In K-NN, the training phase consists of only storing all the datapoints in the RAM.
 You have to find the optimal 'K' value through k-fold cross validation..(Here k in K-fold CV is different
 from K in KNN)

1) Split the given dataset into train and test datasets(mostly 70:30 or 75:25)
2) Let us take a  random set of values of K(in K-NN) using trial and error method.
 All of them should be odd numbers. Let them be denoted as {set_of_values_for_K}
3) Divide the train dataset(both X and Y components) into 'k' folds(parts). 
Let us name them as fold_1,fold_2,fold_3,.....fold_k
4)stage 1: Keep fold_1 as CV dataset and the remaining folds combinedly as training dataset.
 Train the mode using this train dataset and make predictions on the CV dataset(fold_1). 
 Compute the train error and CV error.
stage 2: Keep fold_2 as CV dataset and the remaining folds combinedly as training dataset. 
Train the mode using this train dataset and make predictions on the CV dataset(fold_2).
 Compute the train error and CV error.
.
.
.
stage k: Keep fold_k as CV dataset and the remaining folds combinedly as training dataset.
 Train the mode using this train dataset and make predictions on the CV dataset(fold_k). 
 Compute the train error and CV error.

Now compute the average of all the train errors and let us denote it as average_train_error.
Now compute the average of all the CV errors and let us denote it as average_cv_error.

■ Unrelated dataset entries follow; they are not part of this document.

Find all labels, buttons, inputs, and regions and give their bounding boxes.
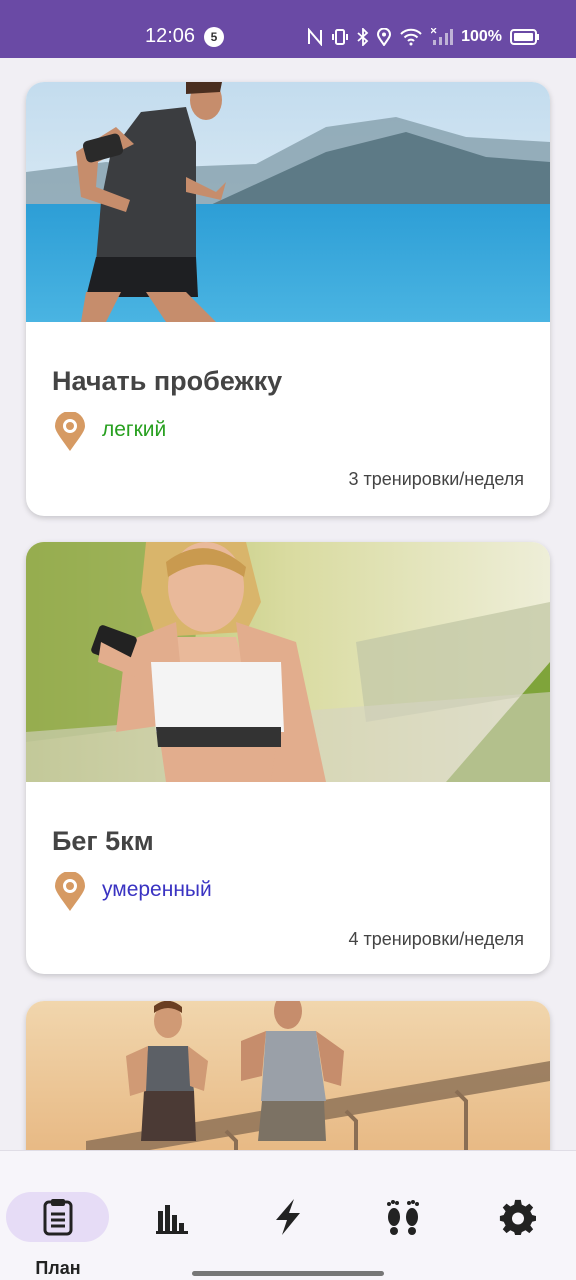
plan-level: легкий [102,418,167,441]
nav-item-stats[interactable] [118,1171,228,1267]
nav-label-plan: План [35,1258,81,1278]
plan-list[interactable]: Начать пробежку легкий 3 тренировки/неде… [0,58,576,1150]
nav-item-activity[interactable] [233,1171,343,1267]
plan-card-image [26,1001,550,1150]
nav-item-settings[interactable] [463,1171,573,1267]
notification-badge: 5 [204,27,224,47]
plan-card-5km[interactable]: Бег 5км умеренный 4 тренировки/неделя [26,542,550,974]
plan-title: Бег 5км [52,826,154,856]
plan-frequency: 4 тренировки/неделя [348,929,524,949]
status-icons: 100% [307,24,540,50]
plan-level: умеренный [102,878,212,901]
clipboard-icon [43,1199,73,1236]
vibrate-icon [332,29,349,45]
wifi-icon [400,28,422,46]
bluetooth-icon [357,28,369,46]
battery-icon [510,29,539,45]
plan-card-start-running[interactable]: Начать пробежку легкий 3 тренировки/неде… [26,82,550,516]
nfc-icon [308,28,323,46]
map-pin-icon [55,412,85,451]
plan-title: Начать пробежку [52,366,283,396]
plan-card-running-together[interactable] [26,1001,550,1150]
plan-card-image [26,82,550,322]
footprints-icon [387,1200,419,1235]
status-time: 12:06 [145,25,196,47]
nav-item-steps[interactable] [348,1171,458,1267]
home-indicator[interactable] [192,1271,384,1276]
nav-item-plan[interactable]: План [0,1171,110,1278]
plan-card-image [26,542,550,782]
bar-chart-icon [156,1205,188,1234]
bottom-navigation: План [0,1150,576,1280]
location-icon [377,28,392,46]
status-bar: 12:06 5 100% [0,0,576,58]
plan-frequency: 3 тренировки/неделя [348,469,524,489]
battery-percent: 100% [461,28,502,45]
lightning-icon [276,1199,300,1235]
map-pin-icon [55,872,85,911]
gear-icon [499,1199,536,1235]
signal-icon [431,28,454,45]
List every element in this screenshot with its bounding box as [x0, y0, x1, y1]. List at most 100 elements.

5) For each value in {set_of_values_for_K}, repeat step 4 and
   compute the average_train_error and average_cv_error.  
6) Build a graph with K values on X-xis and Errors on Y-axis and plot both the average_train_error 
 and average_cv_error associated with each value in {set_of_values_for_K} and whichever value of 'K' 
 yields low average_train_error and average_cv_error, that is considered as an optimal 'K(hyperparameter in KNN)
7) Now build an optimal model using the train data with the optimal 'K' value obtained and
 then make predictions on the test data and compute the performance metrics.

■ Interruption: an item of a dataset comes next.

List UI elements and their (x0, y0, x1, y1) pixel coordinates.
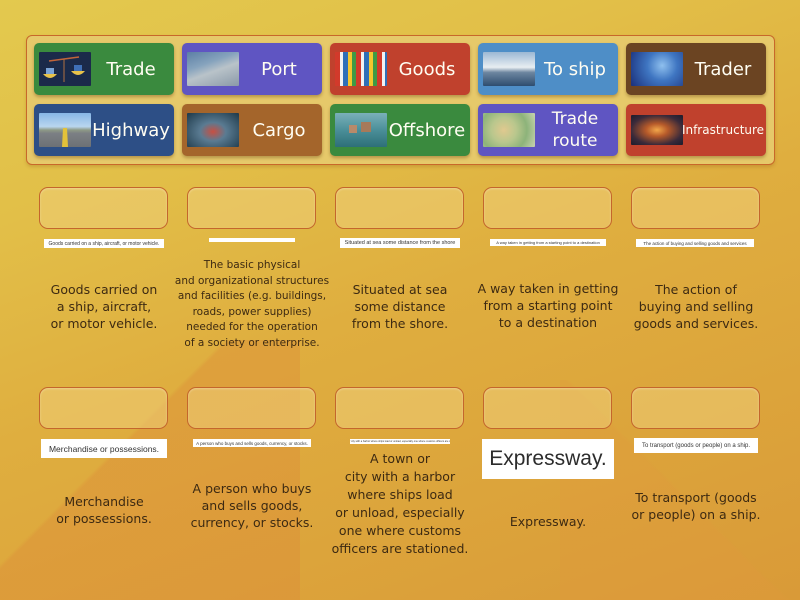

Suppose if you have a math exam or any other subject. You revise and solve the problem from textbook (Dtrain). 
Now you want to check your knowledge whether you have confidence for tomorrow exam or not. 
In order to do that you take other problems like workbooks and solve the problem (Dcv). Then you appear for the exam (Dtest).
So, you see when you solve the math problem or other subject from textbook and workbooks, 
you have observed that there wont be same questions between textbook and workbooks. In a similar fashion, 
Dtrain and Dcv data never overlap each other. For the exam test, who knows what questions can come, it is unseen (Dtest). 
For pratical purpose, we consider Dtest, Dtrain, Dcv never be same in order to increase your confidence of your model for further unseen data.